Le Centre pour enfants assistés de Hamma-Bouziane, dans la wilaya de Constantine, est au coeur d’un scandale de taille, suite à des révélations sur des viols et des châtiments corporels qui sont infligés aux enfants qui s’y trouvent.

En effet, selon ce que rapporte le quotidien francophone « Liberté », une enquête ouverte par les services de sécurité a révélé des faits très graves sur les conditions de vie des enfants au sein dudit centre d’accueil. Plusieurs responsables de l’établissement, dont le directeur, ont été auditionnés pour des actes d’intimidation, des châtiments corporels et des abus sexuels sur les enfants accueillis dans ce centre, rapporte la même source.

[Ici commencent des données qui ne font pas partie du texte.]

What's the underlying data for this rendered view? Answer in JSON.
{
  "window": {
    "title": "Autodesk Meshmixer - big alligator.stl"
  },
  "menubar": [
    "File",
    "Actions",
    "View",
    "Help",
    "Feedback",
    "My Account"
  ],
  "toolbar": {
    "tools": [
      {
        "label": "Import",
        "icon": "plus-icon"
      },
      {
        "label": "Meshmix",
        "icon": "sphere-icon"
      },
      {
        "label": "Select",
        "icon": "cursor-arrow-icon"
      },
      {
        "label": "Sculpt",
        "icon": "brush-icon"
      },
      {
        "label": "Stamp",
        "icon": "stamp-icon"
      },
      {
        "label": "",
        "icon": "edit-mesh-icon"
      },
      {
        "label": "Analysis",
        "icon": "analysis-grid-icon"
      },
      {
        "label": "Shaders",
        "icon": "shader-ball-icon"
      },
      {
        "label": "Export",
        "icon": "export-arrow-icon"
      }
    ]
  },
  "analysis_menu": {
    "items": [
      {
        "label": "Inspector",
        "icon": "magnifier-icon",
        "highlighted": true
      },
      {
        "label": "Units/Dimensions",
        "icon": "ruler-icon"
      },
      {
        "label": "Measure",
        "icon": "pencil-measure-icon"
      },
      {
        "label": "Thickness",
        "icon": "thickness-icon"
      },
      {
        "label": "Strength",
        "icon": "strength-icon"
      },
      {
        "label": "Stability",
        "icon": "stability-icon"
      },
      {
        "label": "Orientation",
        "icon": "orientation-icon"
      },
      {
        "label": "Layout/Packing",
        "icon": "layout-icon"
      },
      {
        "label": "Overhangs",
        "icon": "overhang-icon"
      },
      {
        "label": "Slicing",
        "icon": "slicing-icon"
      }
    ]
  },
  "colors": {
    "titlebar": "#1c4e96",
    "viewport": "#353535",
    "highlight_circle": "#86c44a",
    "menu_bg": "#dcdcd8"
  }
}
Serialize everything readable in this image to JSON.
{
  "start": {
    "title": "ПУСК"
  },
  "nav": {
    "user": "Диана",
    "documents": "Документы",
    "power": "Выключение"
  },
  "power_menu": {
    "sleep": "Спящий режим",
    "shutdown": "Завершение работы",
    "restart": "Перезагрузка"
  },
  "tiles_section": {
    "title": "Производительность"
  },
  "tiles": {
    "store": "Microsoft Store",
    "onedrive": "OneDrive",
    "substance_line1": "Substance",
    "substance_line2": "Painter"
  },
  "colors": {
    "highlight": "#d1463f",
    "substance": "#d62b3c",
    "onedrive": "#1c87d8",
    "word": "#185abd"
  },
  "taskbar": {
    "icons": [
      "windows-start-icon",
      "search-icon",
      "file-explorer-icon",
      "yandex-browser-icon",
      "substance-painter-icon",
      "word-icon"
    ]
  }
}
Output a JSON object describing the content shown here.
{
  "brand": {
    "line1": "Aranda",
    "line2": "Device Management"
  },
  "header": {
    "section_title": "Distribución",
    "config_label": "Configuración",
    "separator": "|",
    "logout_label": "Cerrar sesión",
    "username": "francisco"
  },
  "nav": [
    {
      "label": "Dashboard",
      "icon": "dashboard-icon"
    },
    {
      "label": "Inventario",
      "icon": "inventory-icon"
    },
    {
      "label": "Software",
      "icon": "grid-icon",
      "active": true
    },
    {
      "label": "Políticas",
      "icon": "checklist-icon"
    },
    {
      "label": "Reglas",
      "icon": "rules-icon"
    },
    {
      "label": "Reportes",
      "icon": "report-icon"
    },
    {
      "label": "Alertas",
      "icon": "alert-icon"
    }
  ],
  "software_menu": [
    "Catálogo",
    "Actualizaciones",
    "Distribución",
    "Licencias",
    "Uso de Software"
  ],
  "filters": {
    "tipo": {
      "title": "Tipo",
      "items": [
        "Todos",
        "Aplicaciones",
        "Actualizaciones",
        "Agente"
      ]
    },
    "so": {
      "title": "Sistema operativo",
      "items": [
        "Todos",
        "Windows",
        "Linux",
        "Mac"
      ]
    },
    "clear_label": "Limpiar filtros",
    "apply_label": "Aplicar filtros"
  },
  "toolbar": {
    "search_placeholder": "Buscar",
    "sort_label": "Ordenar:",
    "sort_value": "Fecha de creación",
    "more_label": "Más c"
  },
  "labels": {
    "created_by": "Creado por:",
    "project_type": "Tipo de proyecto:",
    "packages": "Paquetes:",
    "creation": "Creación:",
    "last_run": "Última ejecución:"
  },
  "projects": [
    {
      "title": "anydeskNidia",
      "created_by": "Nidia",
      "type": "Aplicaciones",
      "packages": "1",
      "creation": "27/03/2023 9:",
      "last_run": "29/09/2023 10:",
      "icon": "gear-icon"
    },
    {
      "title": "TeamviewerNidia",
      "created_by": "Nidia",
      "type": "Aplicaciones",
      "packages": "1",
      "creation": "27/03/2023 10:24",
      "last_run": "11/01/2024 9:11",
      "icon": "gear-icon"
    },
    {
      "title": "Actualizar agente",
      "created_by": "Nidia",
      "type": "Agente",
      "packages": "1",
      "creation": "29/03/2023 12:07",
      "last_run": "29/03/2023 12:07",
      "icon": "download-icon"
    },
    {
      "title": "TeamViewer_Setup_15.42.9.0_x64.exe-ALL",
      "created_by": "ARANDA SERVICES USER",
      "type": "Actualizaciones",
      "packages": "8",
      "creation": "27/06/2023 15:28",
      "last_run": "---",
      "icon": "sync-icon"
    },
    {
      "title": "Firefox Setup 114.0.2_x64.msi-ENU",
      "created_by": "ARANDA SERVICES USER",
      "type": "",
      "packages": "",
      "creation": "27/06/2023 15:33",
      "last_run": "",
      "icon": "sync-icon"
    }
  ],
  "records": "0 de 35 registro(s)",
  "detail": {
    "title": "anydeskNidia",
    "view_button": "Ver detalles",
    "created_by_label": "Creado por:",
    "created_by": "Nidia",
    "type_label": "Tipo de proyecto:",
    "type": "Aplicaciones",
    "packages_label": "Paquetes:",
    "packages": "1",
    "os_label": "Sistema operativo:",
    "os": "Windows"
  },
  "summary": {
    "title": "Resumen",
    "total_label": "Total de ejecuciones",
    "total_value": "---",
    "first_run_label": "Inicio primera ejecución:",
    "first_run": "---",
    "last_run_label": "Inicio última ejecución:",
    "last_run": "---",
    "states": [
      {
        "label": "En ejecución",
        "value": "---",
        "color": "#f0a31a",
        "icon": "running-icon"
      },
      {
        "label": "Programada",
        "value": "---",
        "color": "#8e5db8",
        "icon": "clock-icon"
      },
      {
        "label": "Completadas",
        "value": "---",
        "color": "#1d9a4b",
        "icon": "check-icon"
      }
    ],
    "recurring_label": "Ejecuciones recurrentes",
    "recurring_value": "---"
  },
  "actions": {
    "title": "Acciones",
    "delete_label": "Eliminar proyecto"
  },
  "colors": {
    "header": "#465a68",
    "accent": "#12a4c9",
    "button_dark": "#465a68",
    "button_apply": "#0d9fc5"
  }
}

« Nous étions maltraités, livrés à nous-mêmes, on nous volait nos affaires et on vivait pratiquement grâce aux dons des bienfaiteurs. Le centre de Ziadia, où nous étions hébergés avant d’être transférés à Hamma-Bouziane, était un lieu de vente et de consommation de drogue, et ce, au vu et au su de tous. Le directeur autorisait des personnes étrangères au centre à accéder à l’établissement et à bénéficier des dons destinés aux enfants » a ainsi témoigné l’un des enfants pensionnaires de ce centre, aujourd’hui âgé de 17 ans, et qui a décidé, en compagnie de deux autres, de porter plainte auprès du procureur de la république près le tribunal de Ziadia. « J’ai été victime d’abus sexuels et j’ai assisté à des scènes où d’autres enfants l’ont été également. J’avais 13 ans et je ne pouvais rien faire, il n’y avait personne pour nous défendre, car certains éducateurs étaient complices » a déclaré une autre victime. « On abusait de nous, on nous frappait et on nous maltraitait » révèle une troisième.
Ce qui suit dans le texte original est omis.